HONEGGER Jeanne d'Arcau Bûcher (Denève)

Record and Artist Details

Composer or Director: Judith Chemla, Arthur Honegger

Genre:

Vocal

Label: RCO Live

Media Format: CD or Download

Media Runtime: 79

Mastering:

DDD

Catalogue Number: 1433701851

1433701851. HONEGGER Jeanne d'Arcau Bûcher (Denève)

Tracks:

Composition Artist Credit
Jeanne d'Arc au bûcher Arthur Honegger, Composer
Adrien Gamba-Gontard
Arthur Honegger, Composer
Christian Gonon
Christine Goerke, Marguerite, Soprano
Claire de Sévigné, La Vierge, Soprano
Jean-Claude Drouot, Brother Dominique
Jean-Noel Briend, Tenor
Judit Kutasi, Catherine, Mezzo soprano
Judith Chemla, Composer
Netherlands Children's Choir
Rotterdam Symphony Chorus
Royal Concertgebouw Orchestra
Stéphane Denève
Steven Humes, Bass
Honegger’s masterpiece has never been short of recordings or fully committed interpreters, and it deserves both, even if English listeners of the past have paled at the puns and the emotive excess of Paul Claudel’s text, and at the necessary fervour of an actor such as Fiona Shaw in the title-role. Online you can find Judith Chemla accompanying herself in a cabaret version of Schubert’s ‘Ständchen’, sung with a fragile, breathy, high soprano. Too cute for Joan of Arc? Some will find it so, but more than Marthe Keller (for Ozawa – DG, 4/91) or even Marion Cotillard (Alpha, 8/15) she claims our sympathy with a wide-eyed innocence that recalls the role’s first recorded interpreter, Marthe Dugard (for Belgian EMI in 1943).

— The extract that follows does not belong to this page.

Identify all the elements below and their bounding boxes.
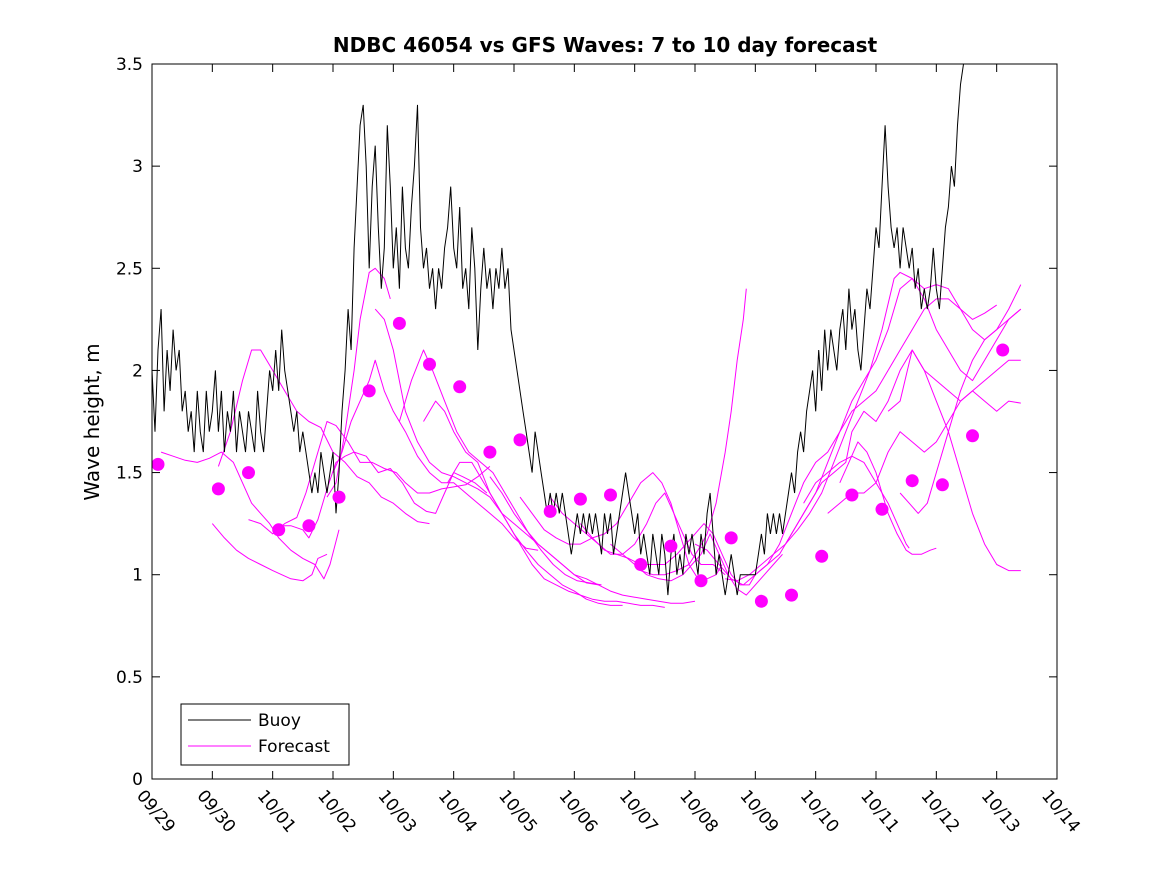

Honegger himself reportedly preferred a concert production, such as the booklet photos illustrate here, to a full staging. Astute disposition of forces and microphones in the Concertgebouw spreads the complex tapestry of Honegger’s score before us without unravelling it or bleaching it of colour: the barking-dog ondes martenot and trio of saxophones are well caught, as is the glowering mood of the Prologue and the low satire of the card game in which Joan’s life is bargained away.

Stéphane Denève’s spacious pacing is to the work’s advantage in many places such as the climactic dialogue, ‘L’épée de Jeanne’, between Joan and her confessor, Brother Dominic (Jean-Claude Druout, wonderfully wise and subdued). Greater urgency and less self-conscious polish would more vividly have evoked the gathering clamour of bells in the eighth scene, as well as bringing welcome light relief to the good-humoured clash of folk songs in the ninth.

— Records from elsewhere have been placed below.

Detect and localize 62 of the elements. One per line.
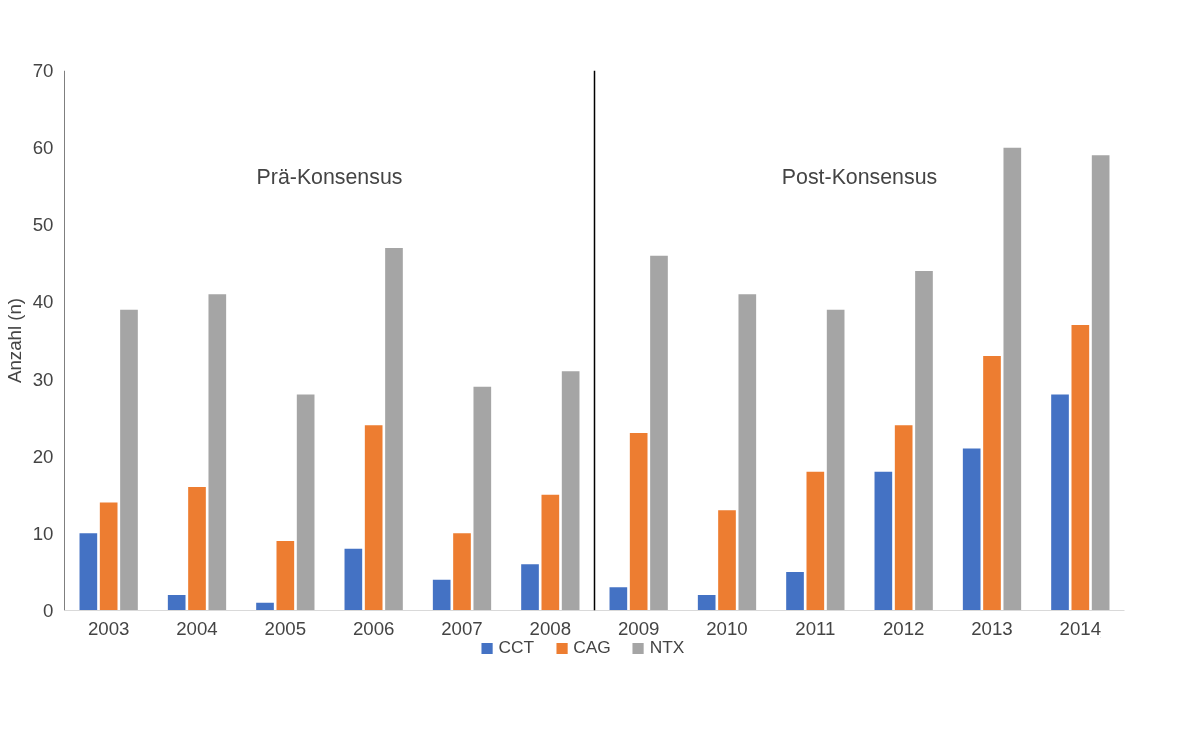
bar	[432, 579, 451, 611]
x-tick-label: 2011	[795, 617, 836, 639]
bar	[473, 386, 492, 611]
bar	[826, 309, 845, 611]
legend-label: CCT	[498, 637, 535, 658]
bar	[786, 571, 804, 611]
bar	[806, 471, 825, 611]
bar	[120, 309, 138, 611]
x-tick-label: 2005	[264, 617, 307, 639]
x-tick-label: 2003	[87, 617, 130, 639]
bar	[541, 494, 560, 611]
bar	[453, 533, 471, 611]
bar	[296, 394, 315, 611]
x-tick-label: 2010	[706, 617, 748, 639]
bar	[208, 294, 227, 611]
y-tick-label: 40	[32, 291, 54, 313]
bar	[521, 564, 539, 611]
bar	[718, 510, 736, 611]
bar	[738, 294, 757, 611]
y-tick-label: 70	[32, 60, 54, 81]
bar	[167, 595, 186, 611]
y-tick-label: 20	[32, 445, 54, 467]
bar	[697, 595, 716, 611]
bar	[188, 487, 206, 611]
bar	[874, 471, 893, 611]
y-axis-title: Anzahl (n)	[3, 297, 25, 384]
bar	[79, 533, 98, 611]
x-tick-label: 2004	[176, 617, 218, 639]
annotation: Post-Konsensus	[781, 165, 938, 190]
bar	[276, 541, 295, 611]
x-tick-label: 2007	[441, 617, 483, 639]
bar	[385, 247, 403, 611]
bar	[256, 602, 274, 611]
bar	[1071, 325, 1090, 611]
bar	[1091, 155, 1110, 611]
legend-label: NTX	[649, 637, 685, 658]
y-tick-label: 10	[32, 522, 54, 544]
bar	[99, 502, 118, 611]
x-tick-label: 2014	[1059, 617, 1102, 639]
y-tick-label: 50	[32, 214, 54, 236]
bar	[915, 271, 933, 611]
bar	[894, 425, 913, 611]
annotation: Prä-Konsensus	[256, 165, 403, 190]
x-tick-label: 2009	[617, 617, 660, 639]
bar	[364, 425, 383, 611]
x-tick-label: 2012	[882, 617, 925, 639]
x-tick-label: 2013	[971, 617, 1013, 639]
bar	[561, 371, 580, 611]
bar	[344, 548, 363, 611]
legend-label: CAG	[573, 637, 611, 658]
bar	[650, 255, 668, 611]
x-tick-label: 2008	[529, 617, 572, 639]
bar	[1003, 147, 1022, 611]
bar	[609, 587, 628, 611]
y-tick-label: 0	[43, 600, 54, 621]
x-tick-label: 2006	[352, 617, 395, 639]
y-tick-label: 60	[32, 137, 54, 159]
bar	[962, 448, 981, 611]
y-tick-label: 30	[32, 368, 54, 390]
bar	[629, 433, 648, 611]
bar	[1051, 394, 1069, 611]
bar	[983, 355, 1001, 611]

However, the tension of the final scene at the stake builds steadily, with superb French enunciation from both Dutch choruses and polished contributions from the solo singers, especially Claire de Sévigné as Joan’s guiding spirit, the Virgin. The Montpellier Opera production of 2008 (Accord, 11/09) is still gripping to watch, but for an audio-only Jeanne d’Arc, look no further.